CS Lewis & the children

I remember something I read years ago about CS Lewis. During the Second World War, Lewis volunteered to take into his home a number of children who had been evacuated from London and other cities during the Blitz. He was, by then, a respected Oxford University academic, and a well-known broadcaster and writer.

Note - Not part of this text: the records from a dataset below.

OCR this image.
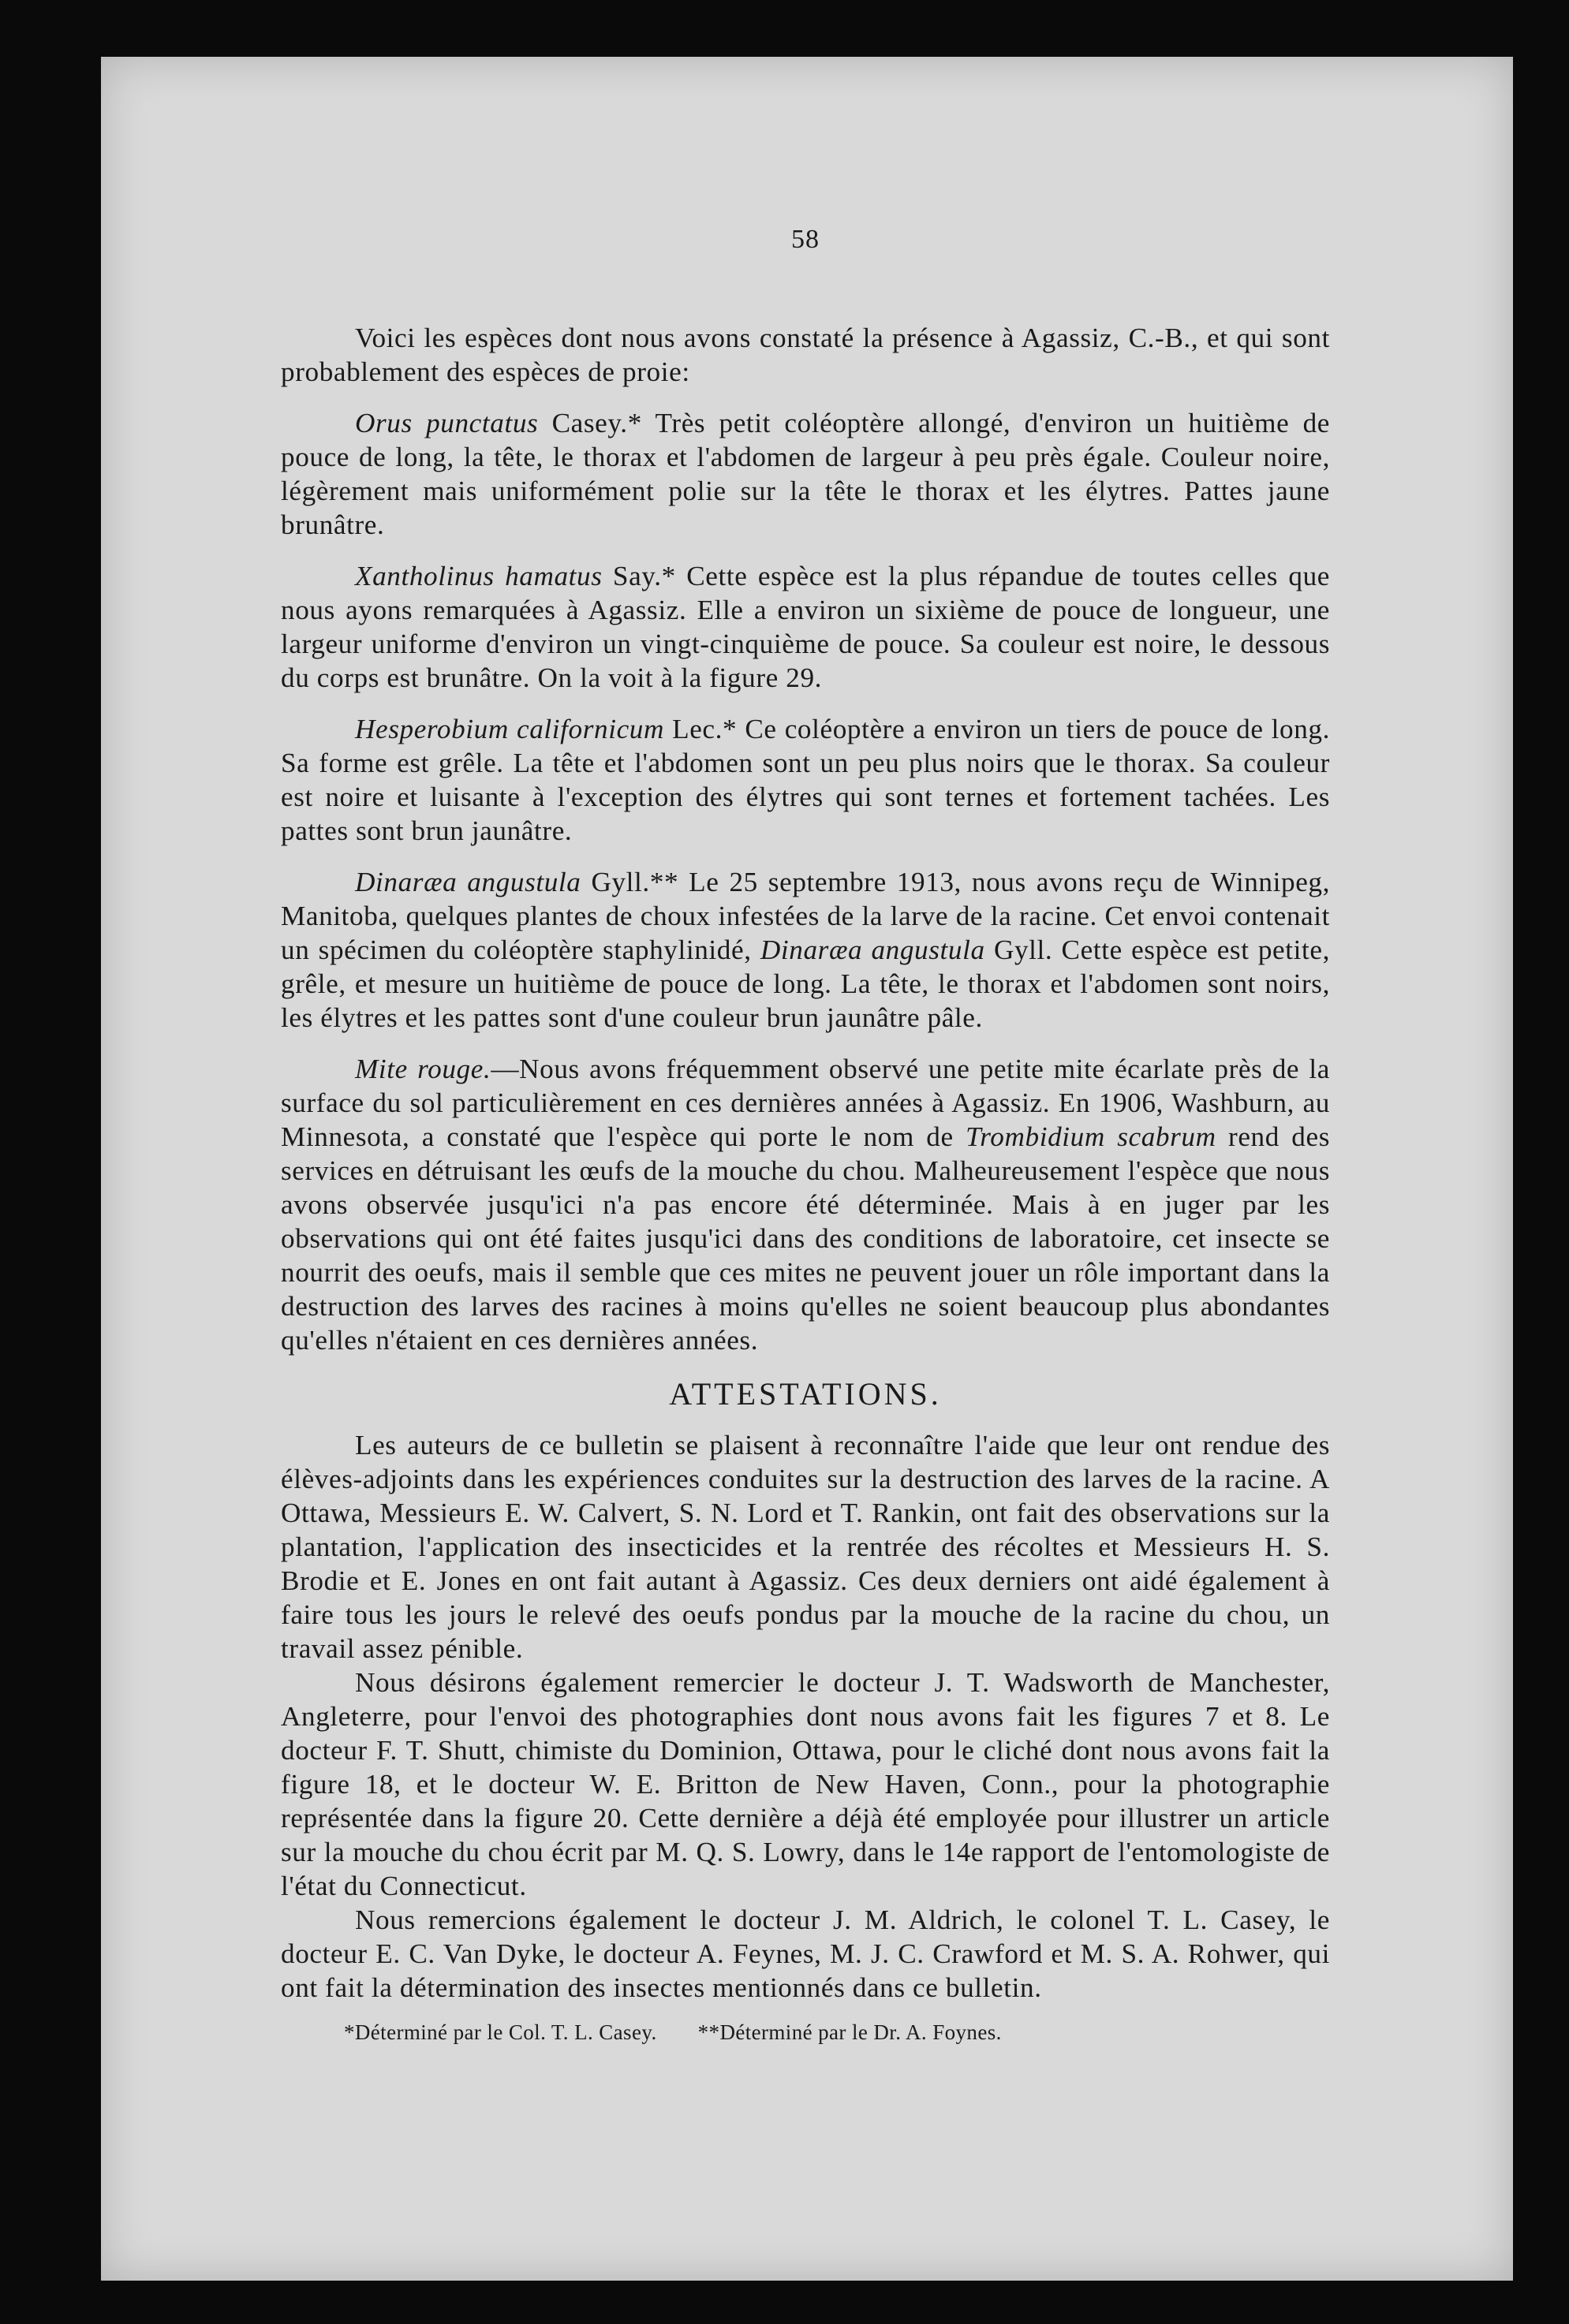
58

Voici les espèces dont nous avons constaté la présence à Agassiz, C.-B., et qui sont probablement des espèces de proie:

Orus punctatus Casey.* Très petit coléoptère allongé, d'environ un huitième de pouce de long, la tête, le thorax et l'abdomen de largeur à peu près égale. Couleur noire, légèrement mais uniformément polie sur la tête le thorax et les élytres. Pattes jaune brunâtre.

Xantholinus hamatus Say.* Cette espèce est la plus répandue de toutes celles que nous ayons remarquées à Agassiz. Elle a environ un sixième de pouce de longueur, une largeur uniforme d'environ un vingt-cinquième de pouce. Sa couleur est noire, le dessous du corps est brunâtre. On la voit à la figure 29.

Hesperobium californicum Lec.* Ce coléoptère a environ un tiers de pouce de long. Sa forme est grêle. La tête et l'abdomen sont un peu plus noirs que le thorax. Sa couleur est noire et luisante à l'exception des élytres qui sont ternes et fortement tachées. Les pattes sont brun jaunâtre.

Dinaræa angustula Gyll.** Le 25 septembre 1913, nous avons reçu de Winnipeg, Manitoba, quelques plantes de choux infestées de la larve de la racine. Cet envoi contenait un spécimen du coléoptère staphylinidé, Dinaræa angustula Gyll. Cette espèce est petite, grêle, et mesure un huitième de pouce de long. La tête, le thorax et l'abdomen sont noirs, les élytres et les pattes sont d'une couleur brun jaunâtre pâle.

Mite rouge.—Nous avons fréquemment observé une petite mite écarlate près de la surface du sol particulièrement en ces dernières années à Agassiz. En 1906, Washburn, au Minnesota, a constaté que l'espèce qui porte le nom de Trombidium scabrum rend des services en détruisant les œufs de la mouche du chou. Malheureusement l'espèce que nous avons observée jusqu'ici n'a pas encore été déterminée. Mais à en juger par les observations qui ont été faites jusqu'ici dans des conditions de laboratoire, cet insecte se nourrit des oeufs, mais il semble que ces mites ne peuvent jouer un rôle important dans la destruction des larves des racines à moins qu'elles ne soient beaucoup plus abondantes qu'elles n'étaient en ces dernières années.

ATTESTATIONS.

Les auteurs de ce bulletin se plaisent à reconnaître l'aide que leur ont rendue des élèves-adjoints dans les expériences conduites sur la destruction des larves de la racine. A Ottawa, Messieurs E. W. Calvert, S. N. Lord et T. Rankin, ont fait des observations sur la plantation, l'application des insecticides et la rentrée des récoltes et Messieurs H. S. Brodie et E. Jones en ont fait autant à Agassiz. Ces deux derniers ont aidé également à faire tous les jours le relevé des oeufs pondus par la mouche de la racine du chou, un travail assez pénible.

Nous désirons également remercier le docteur J. T. Wadsworth de Manchester, Angleterre, pour l'envoi des photographies dont nous avons fait les figures 7 et 8. Le docteur F. T. Shutt, chimiste du Dominion, Ottawa, pour le cliché dont nous avons fait la figure 18, et le docteur W. E. Britton de New Haven, Conn., pour la photographie représentée dans la figure 20. Cette dernière a déjà été employée pour illustrer un article sur la mouche du chou écrit par M. Q. S. Lowry, dans le 14e rapport de l'entomologiste de l'état du Connecticut.

Nous remercions également le docteur J. M. Aldrich, le colonel T. L. Casey, le docteur E. C. Van Dyke, le docteur A. Feynes, M. J. C. Crawford et M. S. A. Rohwer, qui ont fait la détermination des insectes mentionnés dans ce bulletin.

*Déterminé par le Col. T. L. Casey. **Déterminé par le Dr. A. Foynes.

Lewis was also a middle-aged bachelor who often worked from home and had very little experience of children. Even though he had a housekeeper, there’s no doubt that having unfamiliar young children in his home would have made Lewis’ life and work very stressful.

The children would certainly have missed their parents and perhaps wondered if they’d ever see them again. Lewis and his bachelor ways would have been as new and strange to them as Oxford was.

Upheaval & inspiration

And yet all of this upheaval and disruption in his home became, for Lewis, the perfect incubator for the beginning of a revolutionary new project—the first book in the much-loved Narnia seriesThe Lion, the Witch and the Wardrobe. One day, one of the children became curious about an old wardrobe in the house and asked Lewis if there was anything behind it.

And that was all it took! As George Sayers, one of his biographers later wrote:

Having children in the house benefited [Lewis] immensely. He had been shy and ignorant of them, but he now gradually acquired the knowledge and affection for them that made it possible for him to write the Narnia books. Without their presence, it is unlikely that he would even have had the impulse.*

Keep nothing back

I leave the final words of this post to His Eloquence, CS Lewis. They’re from his BBC radio talk, “Beyond Personality” which was first broadcast during wartime on 21 March 1944:

The principle runs through all life from top to bottom. Give up yourself, and you’ll find your real self. Lose your life and you’ll save it. Submit to death, death of your ambitions and favourite wishes every day and death of your whole body in the end: submit with every fibre of your being, and you will find eternal life. Keep nothing back… But look for Christ and you will find Him, and with Him everything else thrown in.*

*Both quotes from Gary Thomas, Authentic Faith: The Power of a Fire-tested Life, Zondervan, Grand Rapids, 2002, p.30-32.